UEFA und FIFA auf Kollisionskurs, da die Drohung eines WM-Boykotts wächst.
Der Druck auf FIFA-Präsident Gianni Infantino nimmt zu, nachdem Pläne, private Investoren in den Dachverband des Fußballs zu holen, in ganz Europa auf heftigen Widerstand stießen. Mitglieder der UEFA erörtern nun die Möglichkeit eines WM-Boykotts.
Der Streit dreht sich um einen Vorschlag, eine neue kommerzielle Tochtergesellschaft im Wert von 20 Milliarden US-Dollar zu gründen und mehr als 20 Prozent des Unternehmens an externe Investoren zu verkaufen, wobei rund 4,2 Milliarden US-Dollar eingenommen werden sollen.
UEFA verurteilt Vorschlag
Laut Express via. FIFA würde das neue Unternehmen unter dem Namen FIFA Forward Enterprise firmieren und soll die kommerziellen Aktivitäten der Organisation ausweiten sowie zusätzliche Mittel für die Mitgliedsverbände generieren.
Berichte, wonach der Vorschlag vor seiner Ankündigung nicht mit den nationalen Verbänden besprochen worden sei, haben die Kritik innerhalb der UEFA angeheizt, deren 55 Mitgliedsstaaten das Thema diese Woche in einer Dringlichkeitssitzung erörtern sollen.
In einer scharf formulierten Erklärung teilte die UEFA mit:
„Dies überschreitet eine Grenze, die die Führungsinstitutionen des Fußballs niemals überschreiten sollten. Die UEFA nimmt dies äußerst ernst.“
Die Organisation warnte zudem, dass die Führung des Fußballs niemals zu einem kommerziellen Gut werden dürfe.

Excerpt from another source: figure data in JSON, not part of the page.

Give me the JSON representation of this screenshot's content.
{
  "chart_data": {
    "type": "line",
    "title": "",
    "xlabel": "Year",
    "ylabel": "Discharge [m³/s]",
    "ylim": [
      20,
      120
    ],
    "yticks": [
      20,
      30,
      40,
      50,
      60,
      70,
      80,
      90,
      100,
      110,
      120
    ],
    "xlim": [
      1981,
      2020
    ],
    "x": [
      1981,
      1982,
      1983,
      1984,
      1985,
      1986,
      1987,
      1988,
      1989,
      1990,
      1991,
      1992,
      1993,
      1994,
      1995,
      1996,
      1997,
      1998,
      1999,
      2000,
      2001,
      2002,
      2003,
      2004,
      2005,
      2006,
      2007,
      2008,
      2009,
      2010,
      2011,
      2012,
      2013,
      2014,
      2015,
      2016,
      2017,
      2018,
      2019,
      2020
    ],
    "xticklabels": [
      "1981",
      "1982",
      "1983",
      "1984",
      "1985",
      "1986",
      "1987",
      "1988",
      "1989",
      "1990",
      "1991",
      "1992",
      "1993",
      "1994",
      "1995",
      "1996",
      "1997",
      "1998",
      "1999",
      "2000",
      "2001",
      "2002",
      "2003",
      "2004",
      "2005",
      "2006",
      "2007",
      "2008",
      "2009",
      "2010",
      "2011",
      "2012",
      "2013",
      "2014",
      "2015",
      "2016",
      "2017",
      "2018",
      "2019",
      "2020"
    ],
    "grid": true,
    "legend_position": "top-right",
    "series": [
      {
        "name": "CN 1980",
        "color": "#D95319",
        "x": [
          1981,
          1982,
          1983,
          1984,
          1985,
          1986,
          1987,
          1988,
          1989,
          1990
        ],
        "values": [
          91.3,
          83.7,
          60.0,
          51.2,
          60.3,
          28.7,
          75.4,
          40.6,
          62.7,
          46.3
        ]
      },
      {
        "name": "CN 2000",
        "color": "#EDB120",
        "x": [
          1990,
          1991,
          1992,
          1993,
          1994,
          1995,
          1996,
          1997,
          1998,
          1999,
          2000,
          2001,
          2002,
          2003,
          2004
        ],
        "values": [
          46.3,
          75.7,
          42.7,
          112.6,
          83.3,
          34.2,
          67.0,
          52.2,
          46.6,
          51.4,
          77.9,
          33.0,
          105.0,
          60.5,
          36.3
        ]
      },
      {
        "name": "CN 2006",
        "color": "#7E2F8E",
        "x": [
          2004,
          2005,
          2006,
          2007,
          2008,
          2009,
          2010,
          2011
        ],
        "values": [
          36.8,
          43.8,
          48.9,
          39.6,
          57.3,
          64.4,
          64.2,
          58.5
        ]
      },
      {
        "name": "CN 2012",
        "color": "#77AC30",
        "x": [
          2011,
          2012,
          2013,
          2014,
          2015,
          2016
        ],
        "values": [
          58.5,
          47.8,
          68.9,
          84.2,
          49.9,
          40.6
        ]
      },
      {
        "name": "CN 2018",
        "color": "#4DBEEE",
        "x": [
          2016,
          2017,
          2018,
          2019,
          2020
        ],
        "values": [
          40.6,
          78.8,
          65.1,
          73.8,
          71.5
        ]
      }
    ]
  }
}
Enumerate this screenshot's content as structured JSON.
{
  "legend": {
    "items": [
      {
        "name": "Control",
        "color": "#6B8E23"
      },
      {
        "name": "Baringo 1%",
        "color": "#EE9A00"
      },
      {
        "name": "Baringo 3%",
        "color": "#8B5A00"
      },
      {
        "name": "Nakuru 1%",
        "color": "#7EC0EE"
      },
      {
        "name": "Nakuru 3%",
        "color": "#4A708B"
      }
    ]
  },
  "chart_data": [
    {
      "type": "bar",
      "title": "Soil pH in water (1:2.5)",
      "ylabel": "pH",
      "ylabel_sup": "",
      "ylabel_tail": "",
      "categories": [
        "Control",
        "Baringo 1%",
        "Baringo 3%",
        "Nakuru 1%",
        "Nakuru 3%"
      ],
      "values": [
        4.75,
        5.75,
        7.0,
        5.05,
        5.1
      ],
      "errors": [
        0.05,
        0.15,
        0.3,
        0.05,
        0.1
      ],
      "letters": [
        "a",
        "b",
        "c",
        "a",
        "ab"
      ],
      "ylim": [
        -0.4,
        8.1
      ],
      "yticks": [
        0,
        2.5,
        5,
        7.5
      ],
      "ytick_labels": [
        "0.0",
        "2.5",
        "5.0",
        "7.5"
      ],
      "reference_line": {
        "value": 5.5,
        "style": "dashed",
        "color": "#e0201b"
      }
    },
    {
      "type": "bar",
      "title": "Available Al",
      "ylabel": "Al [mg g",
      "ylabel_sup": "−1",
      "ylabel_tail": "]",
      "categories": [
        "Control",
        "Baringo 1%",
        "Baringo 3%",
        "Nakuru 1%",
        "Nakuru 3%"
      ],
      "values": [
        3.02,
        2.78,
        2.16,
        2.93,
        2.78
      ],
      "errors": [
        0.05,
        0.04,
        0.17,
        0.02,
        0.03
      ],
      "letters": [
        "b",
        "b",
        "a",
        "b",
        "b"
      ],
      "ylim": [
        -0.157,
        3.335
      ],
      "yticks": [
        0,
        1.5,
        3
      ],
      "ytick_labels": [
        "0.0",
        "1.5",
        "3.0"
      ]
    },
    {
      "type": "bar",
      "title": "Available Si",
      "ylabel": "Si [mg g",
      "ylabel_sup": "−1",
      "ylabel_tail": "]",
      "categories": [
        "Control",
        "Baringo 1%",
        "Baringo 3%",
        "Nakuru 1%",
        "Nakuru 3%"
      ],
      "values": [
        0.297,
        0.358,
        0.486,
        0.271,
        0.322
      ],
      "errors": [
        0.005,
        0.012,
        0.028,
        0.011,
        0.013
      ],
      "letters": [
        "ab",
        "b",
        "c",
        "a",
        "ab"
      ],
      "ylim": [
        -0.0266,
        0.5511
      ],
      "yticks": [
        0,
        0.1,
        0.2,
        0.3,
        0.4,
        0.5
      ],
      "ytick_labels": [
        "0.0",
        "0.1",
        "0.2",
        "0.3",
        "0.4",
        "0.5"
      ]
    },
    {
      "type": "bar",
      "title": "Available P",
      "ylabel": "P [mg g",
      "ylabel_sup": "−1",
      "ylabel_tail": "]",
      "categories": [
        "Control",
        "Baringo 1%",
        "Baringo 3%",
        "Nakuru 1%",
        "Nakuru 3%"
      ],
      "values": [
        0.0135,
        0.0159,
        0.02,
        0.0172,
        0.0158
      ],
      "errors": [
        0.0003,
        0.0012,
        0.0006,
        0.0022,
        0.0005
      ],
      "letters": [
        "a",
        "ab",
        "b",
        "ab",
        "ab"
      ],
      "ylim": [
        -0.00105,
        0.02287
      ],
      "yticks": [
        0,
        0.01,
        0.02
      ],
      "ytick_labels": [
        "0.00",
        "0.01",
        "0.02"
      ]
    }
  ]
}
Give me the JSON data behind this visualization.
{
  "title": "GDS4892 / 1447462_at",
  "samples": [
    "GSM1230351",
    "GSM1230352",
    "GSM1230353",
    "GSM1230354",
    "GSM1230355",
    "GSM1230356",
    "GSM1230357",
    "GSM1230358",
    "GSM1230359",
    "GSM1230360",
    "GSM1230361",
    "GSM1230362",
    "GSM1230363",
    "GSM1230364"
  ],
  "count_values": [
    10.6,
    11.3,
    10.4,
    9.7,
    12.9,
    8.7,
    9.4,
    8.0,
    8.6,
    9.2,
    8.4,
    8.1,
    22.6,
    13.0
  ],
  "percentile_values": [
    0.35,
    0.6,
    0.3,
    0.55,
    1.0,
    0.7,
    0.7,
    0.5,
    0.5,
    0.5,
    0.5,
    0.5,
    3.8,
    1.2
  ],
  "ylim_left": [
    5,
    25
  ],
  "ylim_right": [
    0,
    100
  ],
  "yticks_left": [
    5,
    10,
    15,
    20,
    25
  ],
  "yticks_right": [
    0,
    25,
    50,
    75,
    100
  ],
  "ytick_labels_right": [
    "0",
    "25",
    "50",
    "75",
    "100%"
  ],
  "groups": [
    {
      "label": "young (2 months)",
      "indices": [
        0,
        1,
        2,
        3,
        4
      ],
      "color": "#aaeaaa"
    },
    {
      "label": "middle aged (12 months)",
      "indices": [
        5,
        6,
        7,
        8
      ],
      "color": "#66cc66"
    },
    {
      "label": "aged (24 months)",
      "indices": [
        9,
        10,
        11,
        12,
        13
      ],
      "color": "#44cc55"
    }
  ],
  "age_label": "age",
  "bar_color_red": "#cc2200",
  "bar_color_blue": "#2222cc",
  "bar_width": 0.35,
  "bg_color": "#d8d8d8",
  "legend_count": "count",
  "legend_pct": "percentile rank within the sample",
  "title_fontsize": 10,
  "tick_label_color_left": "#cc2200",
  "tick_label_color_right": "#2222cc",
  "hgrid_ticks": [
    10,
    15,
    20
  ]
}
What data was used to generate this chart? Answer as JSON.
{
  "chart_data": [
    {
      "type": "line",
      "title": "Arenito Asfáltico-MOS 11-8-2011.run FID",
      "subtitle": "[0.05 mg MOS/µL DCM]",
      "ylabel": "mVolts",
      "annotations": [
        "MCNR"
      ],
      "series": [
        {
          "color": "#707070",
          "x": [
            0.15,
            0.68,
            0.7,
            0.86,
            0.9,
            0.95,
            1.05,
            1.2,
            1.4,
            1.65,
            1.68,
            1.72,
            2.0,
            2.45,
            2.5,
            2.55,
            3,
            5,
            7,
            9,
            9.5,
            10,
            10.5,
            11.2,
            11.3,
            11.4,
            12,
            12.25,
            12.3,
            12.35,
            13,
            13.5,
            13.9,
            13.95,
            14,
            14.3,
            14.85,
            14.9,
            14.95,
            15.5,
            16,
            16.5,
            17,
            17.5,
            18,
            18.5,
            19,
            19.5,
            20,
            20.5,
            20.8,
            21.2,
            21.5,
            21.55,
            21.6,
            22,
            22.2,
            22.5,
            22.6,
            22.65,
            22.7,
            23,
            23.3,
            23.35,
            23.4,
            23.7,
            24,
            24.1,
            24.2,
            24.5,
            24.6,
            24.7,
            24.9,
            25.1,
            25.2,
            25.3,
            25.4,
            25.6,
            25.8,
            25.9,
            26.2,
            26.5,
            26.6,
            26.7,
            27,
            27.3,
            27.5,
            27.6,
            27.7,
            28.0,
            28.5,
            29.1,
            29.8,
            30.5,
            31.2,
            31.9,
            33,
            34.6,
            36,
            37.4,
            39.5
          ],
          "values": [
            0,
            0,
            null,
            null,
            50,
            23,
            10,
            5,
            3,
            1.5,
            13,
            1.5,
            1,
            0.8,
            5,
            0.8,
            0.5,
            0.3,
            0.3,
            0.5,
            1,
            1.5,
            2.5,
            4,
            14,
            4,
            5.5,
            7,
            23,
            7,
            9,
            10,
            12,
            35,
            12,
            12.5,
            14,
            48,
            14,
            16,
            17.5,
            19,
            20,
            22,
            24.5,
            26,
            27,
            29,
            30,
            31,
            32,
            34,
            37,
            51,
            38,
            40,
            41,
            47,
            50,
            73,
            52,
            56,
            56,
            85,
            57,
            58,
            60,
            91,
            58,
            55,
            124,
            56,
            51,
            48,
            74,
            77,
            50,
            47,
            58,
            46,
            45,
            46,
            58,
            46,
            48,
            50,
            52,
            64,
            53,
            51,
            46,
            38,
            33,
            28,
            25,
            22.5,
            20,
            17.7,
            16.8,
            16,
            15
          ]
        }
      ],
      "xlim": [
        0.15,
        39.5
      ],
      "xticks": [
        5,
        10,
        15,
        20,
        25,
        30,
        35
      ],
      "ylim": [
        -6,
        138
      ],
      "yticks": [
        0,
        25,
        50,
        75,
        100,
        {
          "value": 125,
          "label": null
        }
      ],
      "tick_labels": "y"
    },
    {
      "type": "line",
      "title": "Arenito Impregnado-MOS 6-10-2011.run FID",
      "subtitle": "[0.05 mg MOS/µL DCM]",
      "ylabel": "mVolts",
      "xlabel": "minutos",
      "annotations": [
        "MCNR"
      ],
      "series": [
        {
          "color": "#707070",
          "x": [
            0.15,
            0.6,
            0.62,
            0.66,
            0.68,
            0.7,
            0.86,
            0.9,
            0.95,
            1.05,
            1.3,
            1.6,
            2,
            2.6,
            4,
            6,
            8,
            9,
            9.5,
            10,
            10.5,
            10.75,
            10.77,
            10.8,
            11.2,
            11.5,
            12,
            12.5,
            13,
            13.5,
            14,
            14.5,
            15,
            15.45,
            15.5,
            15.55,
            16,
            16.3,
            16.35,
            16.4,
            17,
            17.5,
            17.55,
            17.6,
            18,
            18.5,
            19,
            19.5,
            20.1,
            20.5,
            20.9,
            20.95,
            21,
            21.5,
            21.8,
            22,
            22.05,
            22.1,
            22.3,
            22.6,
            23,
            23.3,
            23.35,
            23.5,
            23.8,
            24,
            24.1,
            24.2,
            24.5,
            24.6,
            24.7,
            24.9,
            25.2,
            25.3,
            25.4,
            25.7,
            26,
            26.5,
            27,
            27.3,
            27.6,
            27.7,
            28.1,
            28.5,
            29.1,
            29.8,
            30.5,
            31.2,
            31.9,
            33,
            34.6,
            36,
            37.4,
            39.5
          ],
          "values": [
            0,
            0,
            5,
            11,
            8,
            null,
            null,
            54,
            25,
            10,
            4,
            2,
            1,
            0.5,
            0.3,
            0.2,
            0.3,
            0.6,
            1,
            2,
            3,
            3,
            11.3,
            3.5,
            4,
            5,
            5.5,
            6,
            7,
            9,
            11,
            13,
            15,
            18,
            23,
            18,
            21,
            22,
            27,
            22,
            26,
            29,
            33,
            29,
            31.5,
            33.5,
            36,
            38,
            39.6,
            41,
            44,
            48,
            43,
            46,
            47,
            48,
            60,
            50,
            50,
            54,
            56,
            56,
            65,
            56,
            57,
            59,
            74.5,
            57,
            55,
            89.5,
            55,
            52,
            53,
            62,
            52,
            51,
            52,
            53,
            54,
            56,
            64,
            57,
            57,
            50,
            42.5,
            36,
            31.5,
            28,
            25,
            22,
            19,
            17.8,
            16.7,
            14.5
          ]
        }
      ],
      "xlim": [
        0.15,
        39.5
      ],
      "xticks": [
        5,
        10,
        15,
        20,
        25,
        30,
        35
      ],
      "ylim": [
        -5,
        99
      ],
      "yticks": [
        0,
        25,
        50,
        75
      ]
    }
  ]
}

„Die Seele und die Führung des Fußballs sind keine Handelsgüter – insbesondere nicht bei null Transparenz darüber, wer finanziell davon profitiert. Keiner von uns ist Eigentümer des Fußballs. Es steht der FIFA nicht zu, ihn zu verkaufen.“
Dem Bericht zufolge sind die europäischen Fußballverbände bereit, eine Nichtteilnahme an einer zukünftigen Weltmeisterschaft in Betracht zu ziehen, sollte Infantino an dem Vorschlag festhalten.
Frühere Spannungen flammen wieder auf
Die Beziehungen zwischen UEFA und FIFA waren bereits aufgrund einer Reihe von Streitigkeiten im Zusammenhang mit Infantinos Führung angespannt.
Europäische Funktionäre kritisierten die FIFA zuvor, nachdem die Sperre des US-Stürmers Folarin Balogun während der Weltmeisterschaft nach Appellen von US-Präsident Donald Trump aufgehoben wurde. UEFA-Präsident Aleksander Ceferin ließ das WM-Finale später aus, obwohl er das Eröffnungsspiel besucht hatte.
Zuvor hatte die UEFA Infantino auch vorgeworfen, „private politische Interessen“ über den Fußball zu stellen, nachdem er nach einer Reise im Zusammenhang mit Trumps Golf-Tour verspätet zu einem FIFA-Kongress erschienen war.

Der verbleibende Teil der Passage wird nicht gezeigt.